Remy Lebeau's input in his answer to this question as well as his comment to the answer in the question Automatically Decode GZIP In TRESTResponse? put me on the right track.
就像他说的那样,设置AcceptEncoding是不够的,因为执行实际请求的TIdHTTP没有附加解压缩器,因此无法解压缩gzip响应.基于稀疏资源,我想到了设置AcceptEncoding也会自动解压缩响应的想法,但是这个想法是错误的.
Like he said, setting AcceptEncoding doesn't suffice, because the TIdHTTP that performs the actual request doesn't have a decompressor attached, so it can't decompress the gzip response. Based on the sparse resources, I got the idea that setting AcceptEncoding would automatically decompress the response too, but that idea was wrong.
不过,在这种情况下,将AcceptEncoding留为空白也不起作用,因为有关此的API(即StackExchange API)为,无论您是否指定接受gzip.
Still, leaving AcceptEncoding empty doesn't work either in this case, since the API this is all about, which is the StackExchange API, is always compressed, regardless whether you specify that you accept gzip or not.

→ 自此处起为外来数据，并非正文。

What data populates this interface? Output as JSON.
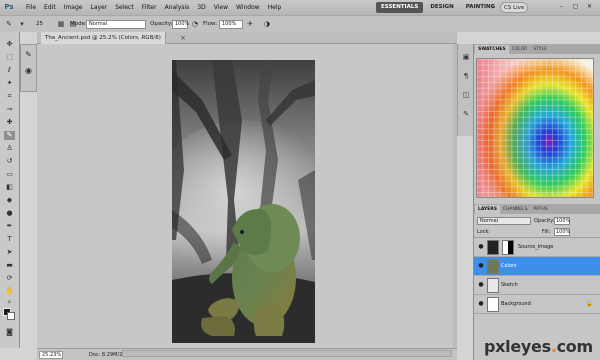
{
  "app": {
    "logo": "Ps",
    "menu": [
      "File",
      "Edit",
      "Image",
      "Layer",
      "Select",
      "Filter",
      "Analysis",
      "3D",
      "View",
      "Window",
      "Help"
    ],
    "workspaces": [
      "ESSENTIALS",
      "DESIGN",
      "PAINTING"
    ],
    "workspace_more": "»",
    "cs_live": "CS Live",
    "window_controls": [
      "–",
      "▢",
      "✕"
    ]
  },
  "options_bar": {
    "brush_size": "25",
    "mode_label": "Mode:",
    "mode_value": "Normal",
    "opacity_label": "Opacity:",
    "opacity_value": "100%",
    "flow_label": "Flow:",
    "flow_value": "100%"
  },
  "document": {
    "tab_title": "The_Ancient.psd @ 25.2% (Colors, RGB/8)",
    "close_glyph": "×",
    "zoom": "25.23%",
    "doc_info": "Doc: 8.29M/24.8M"
  },
  "panels": {
    "swatches_tabs": [
      "SWATCHES",
      "COLOR",
      "STYLE"
    ],
    "layers_tabs": [
      "LAYERS",
      "CHANNELS",
      "PATHS"
    ],
    "blend_mode": "Normal",
    "opacity_label": "Opacity:",
    "opacity_value": "100%",
    "lock_label": "Lock:",
    "fill_label": "Fill:",
    "fill_value": "100%",
    "layers": [
      {
        "name": "Source_Image",
        "selected": false,
        "has_mask": true
      },
      {
        "name": "Colors",
        "selected": true,
        "has_mask": false
      },
      {
        "name": "Sketch",
        "selected": false,
        "has_mask": false
      },
      {
        "name": "Background",
        "selected": false,
        "has_mask": false,
        "locked": true
      }
    ]
  },
  "watermark": {
    "prefix": "pxleyes",
    "dot": ".",
    "suffix": "com"
  },
  "colors": {
    "selection": "#3d8fe8",
    "panel": "#c6c6c6",
    "workspace_active": "#555555"
  }
}
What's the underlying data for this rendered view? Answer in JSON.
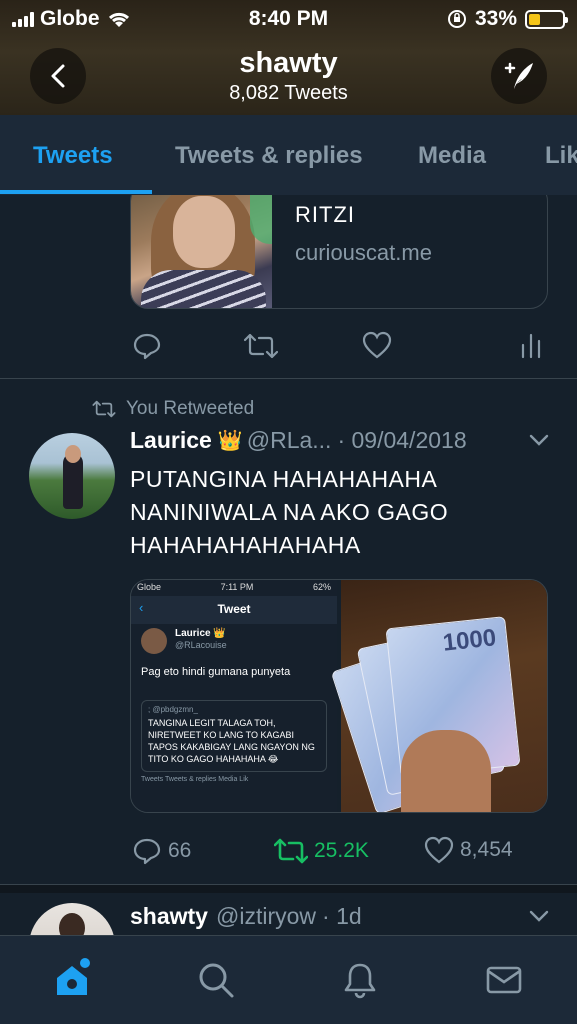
{
  "status_bar": {
    "carrier": "Globe",
    "time": "8:40 PM",
    "battery": "33%",
    "battery_level": 0.33
  },
  "header": {
    "title": "shawty",
    "subtitle": "8,082 Tweets"
  },
  "tabs": [
    {
      "label": "Tweets",
      "active": true
    },
    {
      "label": "Tweets & replies",
      "active": false
    },
    {
      "label": "Media",
      "active": false
    },
    {
      "label": "Lik",
      "active": false
    }
  ],
  "tweet1": {
    "card": {
      "title": "RITZI",
      "domain": "curiouscat.me"
    }
  },
  "tweet2": {
    "retweet_label": "You Retweeted",
    "name": "Laurice",
    "crown": "👑",
    "handle": "@RLa...",
    "date": "· 09/04/2018",
    "text": "PUTANGINA HAHAHAHAHA NANINIWALA NA AKO GAGO HAHAHAHAHAHAHA",
    "media_screenshot": {
      "carrier": "Globe",
      "time": "7:11 PM",
      "battery": "62%",
      "header": "Tweet",
      "name": "Laurice 👑",
      "handle": "@RLacouise",
      "text": "Pag eto hindi gumana punyeta",
      "quote_handle": "; @pbdgzmn_",
      "quote_text": "TANGINA LEGIT TALAGA TOH, NIRETWEET KO LANG TO KAGABI TAPOS KAKABIGAY LANG NGAYON NG TITO KO GAGO HAHAHAHA 😂",
      "tabs": "Tweets   Tweets & replies   Media   Lik"
    },
    "media_photo": {
      "bill_value": "1000"
    },
    "replies": "66",
    "retweets": "25.2K",
    "likes": "8,454"
  },
  "tweet3": {
    "name": "shawty",
    "handle": "@iztiryow",
    "date": "· 1d"
  },
  "colors": {
    "background": "#15202b",
    "accent": "#1da1f2",
    "retweet_green": "#17bf63",
    "muted": "#8899a6"
  },
  "bottom_nav": [
    "home-icon",
    "search-icon",
    "bell-icon",
    "mail-icon"
  ]
}
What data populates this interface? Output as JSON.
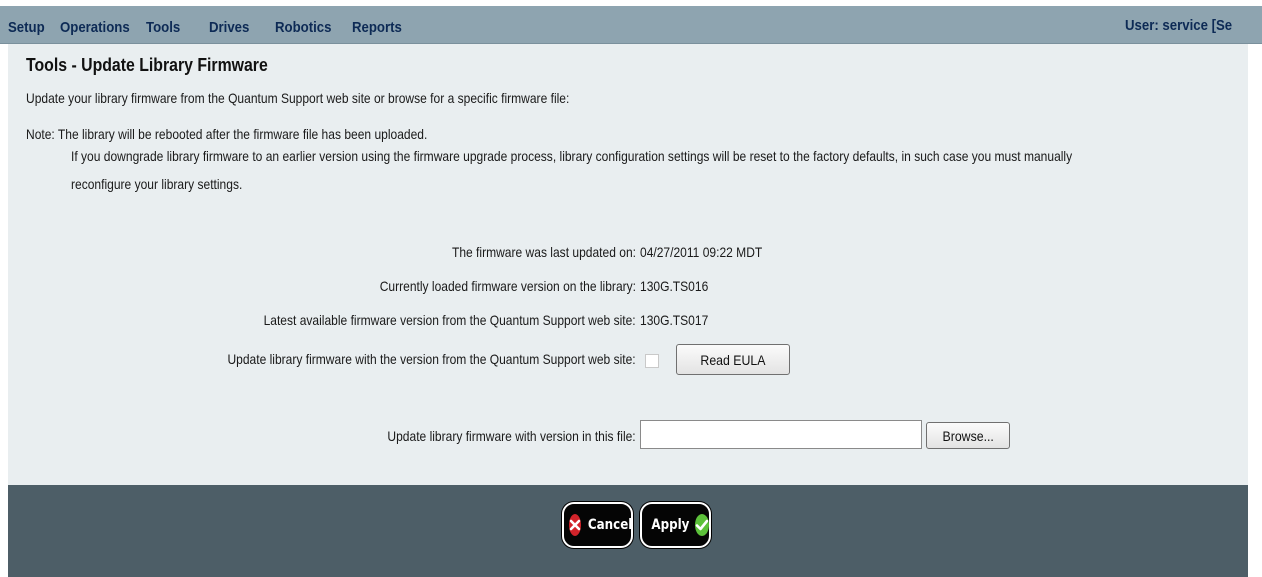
{
  "menu": {
    "items": [
      "Setup",
      "Operations",
      "Tools",
      "Drives",
      "Robotics",
      "Reports"
    ],
    "user": "User: service [Se"
  },
  "page": {
    "title": "Tools - Update Library Firmware",
    "intro": "Update your library firmware from the Quantum Support web site or browse for a specific firmware file:",
    "note_line1": "Note: The library will be rebooted after the firmware file has been uploaded.",
    "note_line2": "If you downgrade library firmware to an earlier version using the firmware upgrade process, library configuration settings will be reset to the factory defaults, in such case you must manually",
    "note_line3": "reconfigure your library settings."
  },
  "info": {
    "last_updated_label": "The firmware was last updated on:",
    "last_updated_value": "04/27/2011 09:22 MDT",
    "current_label": "Currently loaded firmware version on the library:",
    "current_value": "130G.TS016",
    "latest_label": "Latest available firmware version from the Quantum Support web site:",
    "latest_value": "130G.TS017",
    "update_web_label": "Update library firmware with the version from the Quantum Support web site:",
    "update_web_checked": false,
    "read_eula_label": "Read EULA",
    "update_file_label": "Update library firmware with version in this file:",
    "file_value": "",
    "browse_label": "Browse..."
  },
  "footer": {
    "cancel_label": "Cancel",
    "apply_label": "Apply",
    "cancel_icon": "x-circle-icon",
    "apply_icon": "check-circle-icon"
  },
  "colors": {
    "menubar": "#8ea4b0",
    "menu_text": "#0d2a55",
    "content_bg": "#e9eef0",
    "footer_bg": "#4d5e67",
    "cancel_red": "#d2232a",
    "apply_green": "#5cc13a"
  }
}
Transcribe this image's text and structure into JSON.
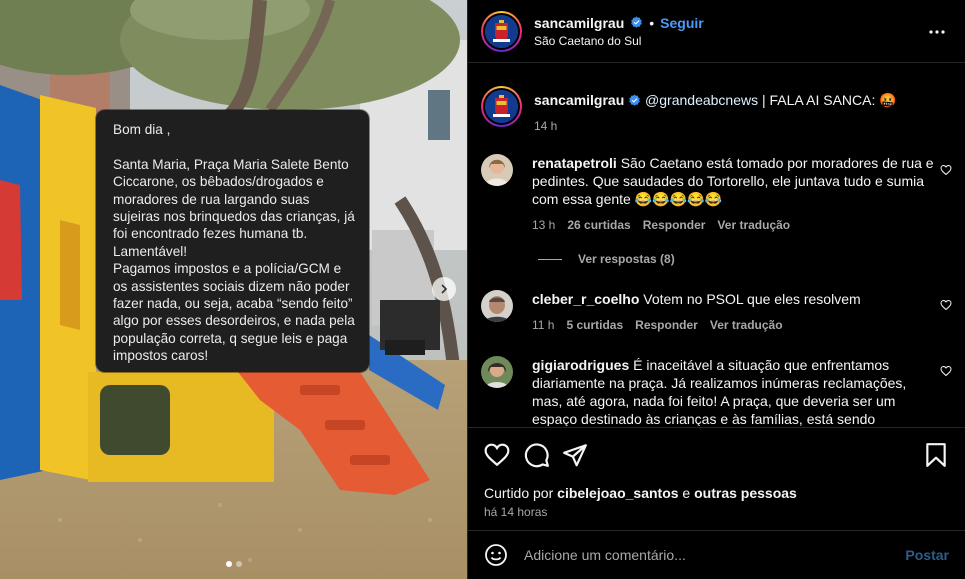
{
  "post": {
    "username": "sancamilgrau",
    "follow_label": "Seguir",
    "separator": "•",
    "location": "São Caetano do Sul"
  },
  "image": {
    "message_text": "Bom dia ,\n\nSanta Maria, Praça Maria Salete Bento Ciccarone, os bêbados/drogados e moradores de rua largando suas sujeiras nos brinquedos das crianças, já foi encontrado fezes humana tb. Lamentável!\nPagamos impostos e a polícia/GCM e os assistentes sociais dizem não poder fazer nada, ou seja, acaba “sendo feito” algo por esses desordeiros, e nada pela população correta, q segue leis e paga impostos caros!"
  },
  "caption": {
    "username": "sancamilgrau",
    "mention": "@grandeabcnews",
    "text": " | FALA AI SANCA: 🤬",
    "time": "14 h"
  },
  "comments": [
    {
      "username": "renatapetroli",
      "text": " São Caetano está tomado por moradores de rua e pedintes. Que saudades do Tortorello, ele juntava tudo e sumia com essa gente 😂😂😂😂😂",
      "time": "13 h",
      "likes": "26 curtidas",
      "reply": "Responder",
      "translate": "Ver tradução"
    },
    {
      "username": "cleber_r_coelho",
      "text": " Votem no PSOL que eles resolvem",
      "time": "11 h",
      "likes": "5 curtidas",
      "reply": "Responder",
      "translate": "Ver tradução"
    },
    {
      "username": "gigiarodrigues",
      "text": " É inaceitável a situação que enfrentamos diariamente na praça. Já realizamos inúmeras reclamações, mas, até agora, nada foi feito! A praça, que deveria ser um espaço destinado às crianças e às famílias, está sendo"
    }
  ],
  "replies_label": "Ver respostas (8)",
  "likes": {
    "prefix": "Curtido por ",
    "user": "cibelejoao_santos",
    "middle": " e ",
    "others": "outras pessoas",
    "time": "há 14 horas"
  },
  "compose": {
    "placeholder": "Adicione um comentário...",
    "post_label": "Postar"
  },
  "icons": {
    "more": "more-icon",
    "like": "heart-icon",
    "comment": "comment-icon",
    "share": "send-icon",
    "save": "bookmark-icon",
    "emoji": "emoji-icon",
    "carousel": "chevron-right-icon"
  },
  "colors": {
    "background": "#000000",
    "follow": "#4a9bf7",
    "muted": "#a8a8a8",
    "post_disabled": "#2f5d8a"
  }
}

因此,a)始终压缩的响应,b)无法解压缩的HTTP客户端和c)TRESTRequest对象(不正确地假定已将响应正确地压缩在一起)的组合会导致这种情况.
So the combination of a) an always compressed response, b) an HTTP client that cannot decompress and c) a TRESTRequest object that -incorrectly- assumed that the response is already properly decompressed together lead to this situation.
我仅看到两种解决方案,第一种是完全丢弃TRESTClient并仅使用简单的TIdHTTP执行请求.可惜,因为我的目标是探索新的REST组件的可能性,以了解它们如何使生活更轻松.
I see only two solutions, the first being to discard TRESTClient altogether and just perform the request with a plain TIdHTTP. A pity, since my goal was to explore the possibilities of the new REST components to see how they can make life easier.
因此,另一种解决方案是将压缩器分配给内部使用的TIdHTTP.
So the other solution is to assign a compressor to the TIdHTTP that is used internally.
我成功地取得了成功,尽管不幸的是,它消除了TREST组件试图引入的许多抽象概念.这是解决它的代码:
I managed to succeed, although unfortunately it undoes a lot of the abstraction that the TREST components are trying to introduce. This is the code that solves it:
var
Http: TIdCustomHTTP;
begin
// Get the TIdHTTP that performs the request.
Http := (RESTRequest1 // The TRESTRequest object
.Client // The TRESTClient
.HTTPClient // A TRESTHTTP object that wraps HTTP communication
.Peer // An IIPHTTP interface which is obtained through PeerFactory.CreatePeer
.GetObject // A method to get the object instance of the interface
as TIdCustomHTTP // The object instance, which is an TIdCustomHTTP.
);
// Attach a gzip decompressor to it.
Http.Compressor := TIdCompressorZLib.Create(Http);
此后,我可以使用RESTRequest1组件成功获取JSON响应(至少作为文本).
After this, I can use the RESTRequest1 component to successfully fetch the JSON response (at least as text).
这篇关于TRestClient/TRestRequest错误地解码了gzip响应的文章就介绍到这了,希望我们推荐的答案对大家有所帮助,也希望大家多多支持!